Herman n’entendit pas ces paroles. Quand il vit que la quêteuse, après avoir reçu son offrande, le remerciait d’un salut et se disposait à sortir, il se repentit vivement d’avoir autant hâté ce don, qui était évidemment la conclusion de la visite. Il voulut du moins accompagner la jolie congréganiste jusqu’à la porte du salon.

Là, il entr’ouvrit les lèvres pour lui parler ; mais tout ce qu’il se sentait envie de lui dire ne pouvait absolument pas entrer dans le moule d’un compliment d’adieu, et il demeura en suspens…

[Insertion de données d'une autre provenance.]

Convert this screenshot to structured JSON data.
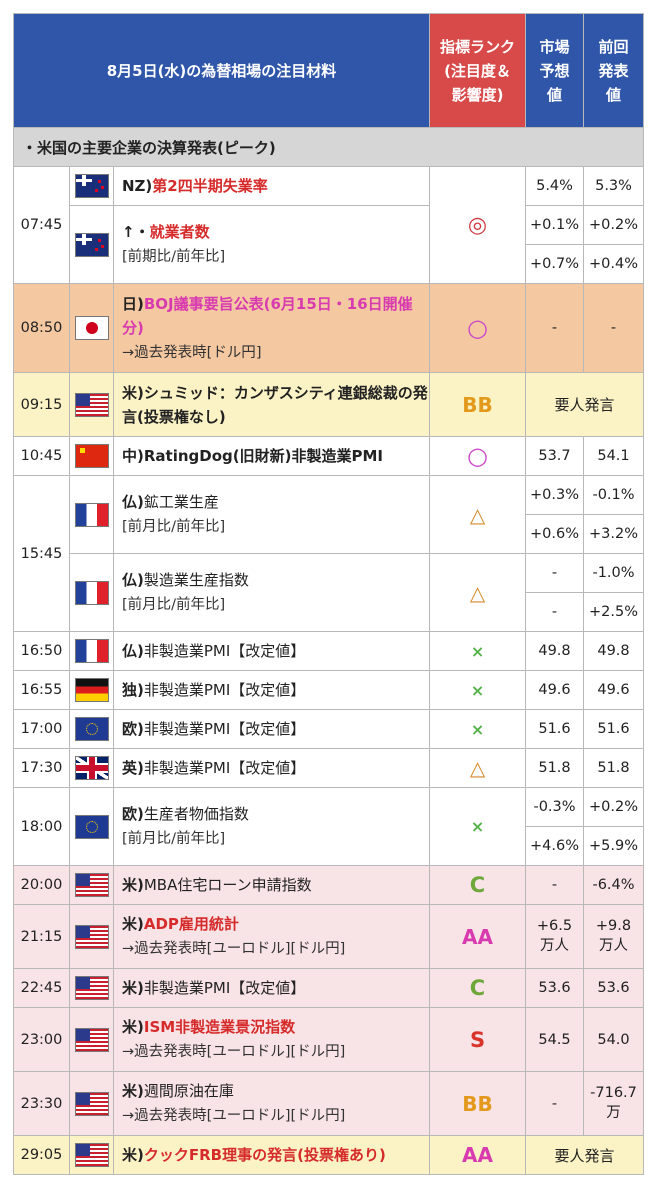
{
  "header": {
    "title": "8月5日(水)の為替相場の注目材料",
    "rank": "指標ランク(注目度＆影響度)",
    "forecast": "市場予想値",
    "previous": "前回発表値"
  },
  "section": "・米国の主要企業の決算発表(ピーク)",
  "rows": {
    "r0745": {
      "time": "07:45",
      "e1": {
        "country": "NZ)",
        "name": "第2四半期失業率",
        "forecast": "5.4%",
        "previous": "5.3%"
      },
      "e2": {
        "country": "↑・",
        "name": "就業者数",
        "note": "[前期比/前年比]",
        "f1": "+0.1%",
        "p1": "+0.2%",
        "f2": "+0.7%",
        "p2": "+0.4%"
      },
      "rank": "◎"
    },
    "r0850": {
      "time": "08:50",
      "country": "日)",
      "name": "BOJ議事要旨公表(6月15日・16日開催分)",
      "note_pre": "→過去発表時[",
      "link1": "ドル円",
      "note_post": "]",
      "rank": "○",
      "forecast": "-",
      "previous": "-"
    },
    "r0915": {
      "time": "09:15",
      "country": "米)",
      "name": "シュミッド：カンザスシティ連銀総裁の発言(投票権なし)",
      "rank": "BB",
      "speech": "要人発言"
    },
    "r1045": {
      "time": "10:45",
      "country": "中)",
      "name": "RatingDog(旧財新)非製造業PMI",
      "rank": "○",
      "forecast": "53.7",
      "previous": "54.1"
    },
    "r1545": {
      "time": "15:45",
      "e1": {
        "country": "仏)",
        "name": "鉱工業生産",
        "note": "[前月比/前年比]",
        "rank": "△",
        "f1": "+0.3%",
        "p1": "-0.1%",
        "f2": "+0.6%",
        "p2": "+3.2%"
      },
      "e2": {
        "country": "仏)",
        "name": "製造業生産指数",
        "note": "[前月比/前年比]",
        "rank": "△",
        "f1": "-",
        "p1": "-1.0%",
        "f2": "-",
        "p2": "+2.5%"
      }
    },
    "r1650": {
      "time": "16:50",
      "country": "仏)",
      "name": "非製造業PMI【改定値】",
      "rank": "×",
      "forecast": "49.8",
      "previous": "49.8"
    },
    "r1655": {
      "time": "16:55",
      "country": "独)",
      "name": "非製造業PMI【改定値】",
      "rank": "×",
      "forecast": "49.6",
      "previous": "49.6"
    },
    "r1700": {
      "time": "17:00",
      "country": "欧)",
      "name": "非製造業PMI【改定値】",
      "rank": "×",
      "forecast": "51.6",
      "previous": "51.6"
    },
    "r1730": {
      "time": "17:30",
      "country": "英)",
      "name": "非製造業PMI【改定値】",
      "rank": "△",
      "forecast": "51.8",
      "previous": "51.8"
    },
    "r1800": {
      "time": "18:00",
      "country": "欧)",
      "name": "生産者物価指数",
      "note": "[前月比/前年比]",
      "rank": "×",
      "f1": "-0.3%",
      "p1": "+0.2%",
      "f2": "+4.6%",
      "p2": "+5.9%"
    },
    "r2000": {
      "time": "20:00",
      "country": "米)",
      "name": "MBA住宅ローン申請指数",
      "rank": "C",
      "forecast": "-",
      "previous": "-6.4%"
    },
    "r2115": {
      "time": "21:15",
      "country": "米)",
      "name": "ADP雇用統計",
      "note_pre": "→過去発表時[",
      "link1": "ユーロドル",
      "mid": "][",
      "link2": "ドル円",
      "note_post": "]",
      "rank": "AA",
      "forecast": "+6.5万人",
      "previous": "+9.8万人"
    },
    "r2245": {
      "time": "22:45",
      "country": "米)",
      "name": "非製造業PMI【改定値】",
      "rank": "C",
      "forecast": "53.6",
      "previous": "53.6"
    },
    "r2300": {
      "time": "23:00",
      "country": "米)",
      "name": "ISM非製造業景況指数",
      "note_pre": "→過去発表時[",
      "link1": "ユーロドル",
      "mid": "][",
      "link2": "ドル円",
      "note_post": "]",
      "rank": "S",
      "forecast": "54.5",
      "previous": "54.0"
    },
    "r2330": {
      "time": "23:30",
      "country": "米)",
      "name": "週間原油在庫",
      "note_pre": "→過去発表時[",
      "link1": "ユーロドル",
      "mid": "][",
      "link2": "ドル円",
      "note_post": "]",
      "rank": "BB",
      "forecast": "-",
      "previous": "-716.7万"
    },
    "r2905": {
      "time": "29:05",
      "country": "米)",
      "name": "クックFRB理事の発言(投票権あり)",
      "rank": "AA",
      "speech": "要人発言"
    }
  },
  "flags": {
    "nz": "nz-flag-icon",
    "jp": "japan-flag-icon",
    "us": "us-flag-icon",
    "cn": "china-flag-icon",
    "fr": "france-flag-icon",
    "de": "germany-flag-icon",
    "eu": "eu-flag-icon",
    "uk": "uk-flag-icon"
  },
  "colors": {
    "header": "#2f56a8",
    "rank_header": "#d84a4a",
    "boj_row": "#f4c9a2",
    "speech_row": "#fbf3c5",
    "us_row": "#f8e3e7"
  }
}
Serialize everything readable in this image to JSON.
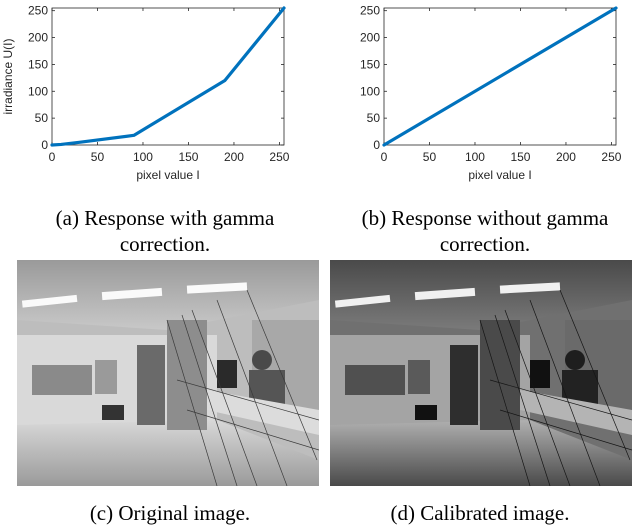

La jeune fille s’était arrêtée pour attendre cette parole… Mais rien n’arrivant, elle jeta à Herman Un regard et un sourire dans lesquels il y avait autant de moquerie que d’irrésistible séduction. Puis, légère comme une gazelle, elle disparut par l’escalier.

C’était ce que M. de Rocheboise avait vu de plus délicieux en sa vie.